Because now the question was no longer what it was.

It was what he wanted it to become.

Draven turned the vial slowly.

The liquid inside moved thickly, unnaturally dense.

His gaze remained fixed on it.

Unreadable.

Then he spoke.

"…That bastard."

Quiet.

Flat.

Not anger.

Just fact.

"…A dark mage pretending to be an alchemist."

A brief pause.

"…Most of his work wasn't refinement."

His thumb traced lightly across the glass.

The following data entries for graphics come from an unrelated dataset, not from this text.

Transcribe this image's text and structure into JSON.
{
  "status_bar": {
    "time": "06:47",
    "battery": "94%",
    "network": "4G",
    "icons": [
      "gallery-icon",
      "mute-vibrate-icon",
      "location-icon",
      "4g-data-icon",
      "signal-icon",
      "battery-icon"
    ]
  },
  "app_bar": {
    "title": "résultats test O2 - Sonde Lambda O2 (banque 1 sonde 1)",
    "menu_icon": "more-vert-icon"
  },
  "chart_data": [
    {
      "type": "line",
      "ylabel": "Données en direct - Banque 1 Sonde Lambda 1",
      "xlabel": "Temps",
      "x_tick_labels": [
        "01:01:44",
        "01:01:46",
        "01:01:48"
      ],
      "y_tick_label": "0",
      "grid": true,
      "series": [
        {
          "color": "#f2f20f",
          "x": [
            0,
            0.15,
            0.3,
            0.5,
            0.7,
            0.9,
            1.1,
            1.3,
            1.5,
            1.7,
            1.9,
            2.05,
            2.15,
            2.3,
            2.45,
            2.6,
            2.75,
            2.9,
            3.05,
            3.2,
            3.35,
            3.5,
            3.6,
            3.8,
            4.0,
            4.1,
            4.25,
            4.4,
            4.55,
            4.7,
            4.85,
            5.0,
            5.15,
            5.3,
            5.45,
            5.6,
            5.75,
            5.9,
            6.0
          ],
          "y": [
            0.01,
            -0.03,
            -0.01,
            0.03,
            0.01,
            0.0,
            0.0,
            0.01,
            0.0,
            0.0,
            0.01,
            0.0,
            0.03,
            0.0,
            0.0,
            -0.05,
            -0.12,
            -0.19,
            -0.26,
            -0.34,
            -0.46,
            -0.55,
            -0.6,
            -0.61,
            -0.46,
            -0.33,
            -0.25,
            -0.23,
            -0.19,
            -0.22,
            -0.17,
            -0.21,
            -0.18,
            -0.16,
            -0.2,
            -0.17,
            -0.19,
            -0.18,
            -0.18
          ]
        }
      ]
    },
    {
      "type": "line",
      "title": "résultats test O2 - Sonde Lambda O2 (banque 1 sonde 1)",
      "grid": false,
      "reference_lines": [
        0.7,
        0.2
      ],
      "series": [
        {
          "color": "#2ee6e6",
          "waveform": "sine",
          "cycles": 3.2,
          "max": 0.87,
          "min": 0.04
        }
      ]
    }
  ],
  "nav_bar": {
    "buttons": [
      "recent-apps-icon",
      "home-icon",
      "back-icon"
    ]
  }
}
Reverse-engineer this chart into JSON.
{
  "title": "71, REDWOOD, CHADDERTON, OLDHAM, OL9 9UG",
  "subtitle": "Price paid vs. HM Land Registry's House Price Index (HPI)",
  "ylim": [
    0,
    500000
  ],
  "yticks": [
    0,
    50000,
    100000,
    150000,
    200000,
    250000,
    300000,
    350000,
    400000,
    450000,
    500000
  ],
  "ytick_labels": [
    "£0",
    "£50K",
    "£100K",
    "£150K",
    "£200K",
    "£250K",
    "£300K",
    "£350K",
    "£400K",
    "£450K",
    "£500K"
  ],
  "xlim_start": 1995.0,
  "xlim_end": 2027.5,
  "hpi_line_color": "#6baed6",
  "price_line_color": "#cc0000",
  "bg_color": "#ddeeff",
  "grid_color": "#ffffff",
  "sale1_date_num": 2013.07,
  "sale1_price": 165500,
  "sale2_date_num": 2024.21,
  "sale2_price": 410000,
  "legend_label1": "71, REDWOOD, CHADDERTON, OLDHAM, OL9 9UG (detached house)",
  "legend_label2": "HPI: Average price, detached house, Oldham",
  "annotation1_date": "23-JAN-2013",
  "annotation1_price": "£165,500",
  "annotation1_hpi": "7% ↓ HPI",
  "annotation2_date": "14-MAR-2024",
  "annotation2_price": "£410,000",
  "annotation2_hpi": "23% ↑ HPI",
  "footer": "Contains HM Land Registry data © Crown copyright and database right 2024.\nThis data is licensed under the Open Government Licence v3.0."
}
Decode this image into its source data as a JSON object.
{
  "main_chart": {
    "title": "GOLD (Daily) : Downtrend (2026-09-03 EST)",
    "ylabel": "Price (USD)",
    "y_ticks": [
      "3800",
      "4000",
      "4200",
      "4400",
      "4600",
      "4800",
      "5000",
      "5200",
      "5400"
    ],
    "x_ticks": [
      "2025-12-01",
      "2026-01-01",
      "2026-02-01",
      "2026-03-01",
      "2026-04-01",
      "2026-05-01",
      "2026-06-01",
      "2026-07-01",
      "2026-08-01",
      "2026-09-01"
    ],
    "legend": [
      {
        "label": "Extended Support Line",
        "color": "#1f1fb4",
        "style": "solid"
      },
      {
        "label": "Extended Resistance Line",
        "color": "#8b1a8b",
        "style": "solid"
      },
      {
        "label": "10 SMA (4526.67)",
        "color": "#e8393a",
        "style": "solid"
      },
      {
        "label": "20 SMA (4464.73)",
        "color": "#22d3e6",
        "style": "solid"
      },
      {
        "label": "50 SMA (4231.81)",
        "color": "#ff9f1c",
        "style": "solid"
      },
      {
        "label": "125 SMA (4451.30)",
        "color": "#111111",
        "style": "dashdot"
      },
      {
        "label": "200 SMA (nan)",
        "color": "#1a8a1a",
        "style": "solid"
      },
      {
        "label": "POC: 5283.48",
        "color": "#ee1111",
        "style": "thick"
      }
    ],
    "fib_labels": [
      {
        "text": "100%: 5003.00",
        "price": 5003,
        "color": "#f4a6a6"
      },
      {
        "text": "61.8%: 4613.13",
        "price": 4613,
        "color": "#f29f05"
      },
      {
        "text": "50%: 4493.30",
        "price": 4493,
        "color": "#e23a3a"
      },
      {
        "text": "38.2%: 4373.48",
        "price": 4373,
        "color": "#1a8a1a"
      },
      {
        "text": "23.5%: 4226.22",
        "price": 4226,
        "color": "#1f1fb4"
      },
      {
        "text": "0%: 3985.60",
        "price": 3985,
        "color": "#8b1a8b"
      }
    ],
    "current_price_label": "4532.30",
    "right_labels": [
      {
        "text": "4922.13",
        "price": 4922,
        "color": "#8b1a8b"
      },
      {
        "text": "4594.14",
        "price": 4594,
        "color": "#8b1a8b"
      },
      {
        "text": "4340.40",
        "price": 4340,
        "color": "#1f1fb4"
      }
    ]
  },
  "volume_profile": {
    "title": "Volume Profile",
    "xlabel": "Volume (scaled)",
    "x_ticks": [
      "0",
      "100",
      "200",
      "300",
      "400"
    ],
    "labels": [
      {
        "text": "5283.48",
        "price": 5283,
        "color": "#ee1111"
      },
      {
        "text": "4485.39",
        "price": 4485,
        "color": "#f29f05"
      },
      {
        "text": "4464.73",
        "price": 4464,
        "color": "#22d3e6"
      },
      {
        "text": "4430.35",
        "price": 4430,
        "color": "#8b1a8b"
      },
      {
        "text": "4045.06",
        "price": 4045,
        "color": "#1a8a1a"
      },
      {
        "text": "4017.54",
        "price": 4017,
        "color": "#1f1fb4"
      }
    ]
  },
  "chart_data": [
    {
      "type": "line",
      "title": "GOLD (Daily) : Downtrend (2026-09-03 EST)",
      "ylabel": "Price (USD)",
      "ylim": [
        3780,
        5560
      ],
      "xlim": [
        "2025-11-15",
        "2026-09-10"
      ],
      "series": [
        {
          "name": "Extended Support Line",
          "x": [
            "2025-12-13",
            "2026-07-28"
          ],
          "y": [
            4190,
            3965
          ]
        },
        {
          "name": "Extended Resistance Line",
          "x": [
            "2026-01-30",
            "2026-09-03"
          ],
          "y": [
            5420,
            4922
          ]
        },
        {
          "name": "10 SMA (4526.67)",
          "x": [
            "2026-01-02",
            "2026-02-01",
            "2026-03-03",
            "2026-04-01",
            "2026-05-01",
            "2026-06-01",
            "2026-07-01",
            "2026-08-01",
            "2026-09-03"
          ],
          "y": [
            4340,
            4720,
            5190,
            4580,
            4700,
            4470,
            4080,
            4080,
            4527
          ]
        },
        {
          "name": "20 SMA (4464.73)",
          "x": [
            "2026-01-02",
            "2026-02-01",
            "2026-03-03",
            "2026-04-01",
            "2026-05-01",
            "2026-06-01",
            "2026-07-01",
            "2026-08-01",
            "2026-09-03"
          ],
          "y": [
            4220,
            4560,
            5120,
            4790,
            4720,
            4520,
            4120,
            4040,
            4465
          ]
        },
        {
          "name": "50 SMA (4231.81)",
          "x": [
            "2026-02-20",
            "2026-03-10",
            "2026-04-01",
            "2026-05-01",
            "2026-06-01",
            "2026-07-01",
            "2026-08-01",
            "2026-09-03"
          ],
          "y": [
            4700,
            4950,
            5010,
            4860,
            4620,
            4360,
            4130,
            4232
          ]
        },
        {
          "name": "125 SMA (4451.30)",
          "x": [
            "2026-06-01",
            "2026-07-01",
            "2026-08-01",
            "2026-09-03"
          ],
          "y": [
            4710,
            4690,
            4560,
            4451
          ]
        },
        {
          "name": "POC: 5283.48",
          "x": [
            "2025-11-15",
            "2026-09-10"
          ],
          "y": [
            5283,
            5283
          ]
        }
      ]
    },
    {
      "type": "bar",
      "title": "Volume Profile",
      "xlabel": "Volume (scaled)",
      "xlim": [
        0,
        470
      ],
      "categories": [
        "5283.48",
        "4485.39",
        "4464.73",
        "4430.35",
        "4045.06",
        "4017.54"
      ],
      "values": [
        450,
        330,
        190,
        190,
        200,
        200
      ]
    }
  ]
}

"…It was experimentation."

The slime coiled loosely beside his arm, still and attentive, though it understood nothing of the words.

Draven continued.

"…He wasn't interested in recreating what already existed."

A beat.

"…He wanted to make something new."

His eyes narrowed slightly at the vial.

"…Even if it failed."

The room remained still.

He lifted the vial slightly.

"…Like this."

The dark liquid shifted inside.

Heavy.

Wrong.

"…Supposed to transform the body."

A pause.

"…Into something closer to a demon."

"…Or a monster."

No emotion in his voice.

Only observation.

The slime rippled faintly.

Draven's gaze did not move.

"…It didn't work."

Simple.

Final.

"…Everyone who drank it died."

Silence followed.

Not tense.

Not dramatic.

Just absolute stillness.

For Draven, it was not surprising.

Failure was expected.

Especially from someone like that.

He rotated the vial once more, watching the liquid catch the faint light.

Then he added quietly:

"…Still."

A pause.

"…The idea wasn't completely wrong."

And that was where the danger lay.

Draven set the vial down carefully, separating it from the others.

"…He was a dark mage."

"…So something like this isn't surprising."

A slight shift of his hand.

"…Not to anyone who understood what he was."

The engraved plates before him continued to glow faintly, steady and responsive.

Draven reached for another vial.

Smaller.

Clearer.

He lifted it to the light.

The liquid inside shimmered softly, almost harmless compared to the previous one.

Almost.

"…This one…"

A pause.

"…Is different."

His gaze stayed locked on it.

"…Not transformation."

"…Adaptation."

The slime shifted closer again, drawn faintly by the energy in the glass.

Draven ignored it.

"…Instead of forcing the body to change—"

A beat.

"…it tries to make the body survive the change first."

Another pause.

"…A stabilizer."

He rotated the vial slowly.

"…Incomplete."

"…But smarter."

The faint glow reflected in his crimson eyes.

"…Whoever made this realized the original process killed the subject too quickly."

His voice remained calm, measured.

"…So they tried to slow the rejection."

Silence.

His fingers tightened slightly around the vial.

"…It still failed."

Flat.

No disappointment.

Only result.

Because in the end, every corpse had proven the same thing:

the body resisted becoming something it was never meant to be.